B-tree vs LSM Tree: The Storage Engine Tradeoff
The storage engine is the most consequential architectural decision in a database, and the core tradeoff has not changed in fifty years: B-trees are fast to read; LSM trees are fast to write. Your workload determines which penalty you can afford.
Situation
Most engineers working with relational databases have never chosen a storage engine — PostgreSQL uses a B-tree heap by default, and the choice was made for them. Engineers working with Cassandra, RocksDB, or FoundationDB are using LSM trees, often without knowing why the database was designed that way.
The two structures dominate modern database storage: B-trees (balanced tree indexes used in PostgreSQL, MySQL InnoDB, Oracle) and LSM trees (log-structured merge trees used in Cassandra, LevelDB, RocksDB, and HBase). Each trades read performance for write performance in a different direction.
The Problem
Choosing or operating a database without understanding the storage engine’s read/write tradeoffs leads to predictable operational failures. A B-tree database under sustained high-write workloads shows write amplification and fragmentation. An LSM-tree database that is read-heavy shows read amplification as the engine scans multiple levels of sorted files. You cannot tune your way out of the wrong structural choice.
What is the actual tradeoff, and when does each structure win?
The Structures
B-trees store data in a balanced tree of fixed-size pages, typically 8KB in PostgreSQL. An UPDATE modifies the page in place after finding it via the tree. Reads are efficient: traverse from root to leaf, read the page. Writes require finding the right page, potentially splitting it (causing write amplification), and updating parent pointers. B-trees are random-write structures — every update touches disk in place.
LSM trees never update in place. Writes go to an in-memory buffer (memtable), which is periodically flushed to an immutable sorted file (SSTable) on disk. Reads must check the memtable and potentially multiple SSTable levels to find the current version. Background compaction merges SSTables, reclaiming space and reducing the number of levels to check. LSM trees are sequential-write structures — disk writes are always sequential appends.
B-tree read: O(log n) — traverse tree, read page
B-tree write: O(log n) — find page, modify in place (random I/O)
LSM write: O(1) amortized — append to memtable, flush sequentially
LSM read: O(L) — check L levels of SSTables for latest version
| Attribute | B-tree | LSM tree |
|---|---|---|
| Write path | Random in-place page modification | Sequential append to memtable → SSTable flush |
| Read path | Tree traversal, one disk read at leaf | Multi-level SSTable scan (read amplification) |
| Write throughput | Good for balanced workloads | Excellent; consistently low write latency |
| Read throughput | Excellent for point lookups and range scans | Moderate; degrades as SSTable level count grows |
| Space overhead | Fragmentation accumulates; autovacuum reclaims | Space amplification during compaction windows |
| Background work | Autovacuum, checkpoint, bgwriter | Compaction (CPU and I/O intensive at peak) |
| Best workload | OLTP: balanced reads/writes, point lookups, range scans | Write-heavy: IoT, time-series, event streams |
| Databases | PostgreSQL, MySQL InnoDB, Oracle, SQLite | Cassandra, RocksDB, HBase, FoundationDB |
In Practice
PostgreSQL’s documented design uses heap files with B-tree indexes.

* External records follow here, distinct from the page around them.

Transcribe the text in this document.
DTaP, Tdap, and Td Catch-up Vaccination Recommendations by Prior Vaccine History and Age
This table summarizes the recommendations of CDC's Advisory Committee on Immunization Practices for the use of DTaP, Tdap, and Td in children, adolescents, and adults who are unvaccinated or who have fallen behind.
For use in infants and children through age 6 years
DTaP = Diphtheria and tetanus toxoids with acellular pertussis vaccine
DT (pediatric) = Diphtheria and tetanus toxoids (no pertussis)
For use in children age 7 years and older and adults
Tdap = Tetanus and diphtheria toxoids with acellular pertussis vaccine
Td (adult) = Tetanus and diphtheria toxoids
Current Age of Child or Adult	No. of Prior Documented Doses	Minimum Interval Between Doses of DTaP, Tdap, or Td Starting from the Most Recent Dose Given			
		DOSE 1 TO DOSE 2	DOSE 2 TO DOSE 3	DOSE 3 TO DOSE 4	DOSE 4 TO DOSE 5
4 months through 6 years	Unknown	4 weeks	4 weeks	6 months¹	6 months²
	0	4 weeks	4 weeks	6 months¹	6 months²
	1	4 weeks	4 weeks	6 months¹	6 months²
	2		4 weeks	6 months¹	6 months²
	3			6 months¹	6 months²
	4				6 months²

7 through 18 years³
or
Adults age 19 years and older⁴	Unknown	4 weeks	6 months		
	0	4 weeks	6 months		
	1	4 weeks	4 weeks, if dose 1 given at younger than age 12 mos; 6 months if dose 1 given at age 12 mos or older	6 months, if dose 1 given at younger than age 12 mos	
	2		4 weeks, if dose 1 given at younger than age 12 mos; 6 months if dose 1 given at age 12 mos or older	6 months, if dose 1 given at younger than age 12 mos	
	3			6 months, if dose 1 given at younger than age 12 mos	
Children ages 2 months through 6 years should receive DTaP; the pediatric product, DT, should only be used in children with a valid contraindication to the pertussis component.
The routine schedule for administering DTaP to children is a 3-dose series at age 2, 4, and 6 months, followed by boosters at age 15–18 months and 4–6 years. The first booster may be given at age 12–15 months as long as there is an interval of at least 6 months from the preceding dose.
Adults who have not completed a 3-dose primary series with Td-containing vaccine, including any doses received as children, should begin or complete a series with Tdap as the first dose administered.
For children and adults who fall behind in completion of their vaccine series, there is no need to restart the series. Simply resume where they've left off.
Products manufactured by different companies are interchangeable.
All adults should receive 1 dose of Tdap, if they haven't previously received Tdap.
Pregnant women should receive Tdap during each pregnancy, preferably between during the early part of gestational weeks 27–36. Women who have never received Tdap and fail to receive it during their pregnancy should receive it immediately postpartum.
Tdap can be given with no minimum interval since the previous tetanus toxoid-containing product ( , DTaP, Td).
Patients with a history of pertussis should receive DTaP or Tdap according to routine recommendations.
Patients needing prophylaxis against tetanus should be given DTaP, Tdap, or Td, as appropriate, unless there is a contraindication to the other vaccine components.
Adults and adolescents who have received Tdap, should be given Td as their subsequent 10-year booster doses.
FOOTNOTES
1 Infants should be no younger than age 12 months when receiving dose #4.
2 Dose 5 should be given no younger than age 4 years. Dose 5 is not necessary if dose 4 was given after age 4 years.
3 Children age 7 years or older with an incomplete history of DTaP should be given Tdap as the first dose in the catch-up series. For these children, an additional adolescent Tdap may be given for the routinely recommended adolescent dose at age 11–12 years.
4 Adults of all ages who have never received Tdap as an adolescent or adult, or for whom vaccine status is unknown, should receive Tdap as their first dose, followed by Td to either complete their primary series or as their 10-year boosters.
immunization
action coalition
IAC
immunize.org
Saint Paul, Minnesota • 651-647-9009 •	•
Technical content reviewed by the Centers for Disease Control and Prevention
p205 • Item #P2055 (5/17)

The B-tree is the correct structure for OLTP workloads with balanced reads and writes, point lookups, and range scans. PostgreSQL’s MVCC model (dead tuples in the heap) means writes also accumulate page fragmentation that autovacuum must reclaim — the cost of in-place updates.
Cassandra’s documented design uses an LSM tree (via SSTables). Cassandra is optimized for write-heavy workloads: time-series, IoT, event streams, and any pattern where writes vastly outnumber reads. The tradeoff is that reads are more expensive (scanning multiple SSTables), and compaction consumes I/O bandwidth during which read latency can increase.
Where It Breaks
| Workload | B-tree result | LSM result |
|---|---|---|
| High write throughput | Write amplification; page splits; fragmentation | Sequential append; consistent write latency |
| Point lookups (read-heavy) | Fast; single tree traversal | Slower; must check multiple SSTable levels |
| Range scans | Fast; sorted pages | Moderate; sorted within SSTables, merge across levels |
| Compaction pressure | Autovacuum reclaims dead tuples continuously | Background compaction spikes I/O; read latency degrades |
What to Do Next
- Problem: Operating a write-heavy workload on a B-tree engine or a read-heavy workload on an LSM engine produces predictable performance degradation that cannot be tuned away.
- Solution: Classify your workload by read/write ratio, access pattern (point vs range), and acceptable latency variance before selecting an engine.
- Proof: On a B-tree database, measure write amplification via
pg_stat_bgwriter; on an LSM database, measure read amplification via SSTable level counts in the engine’s metrics. - Action: Identify your top three most write-intensive tables today and measure their dead tuple ratio — that is the B-tree’s write tax showing up as storage overhead.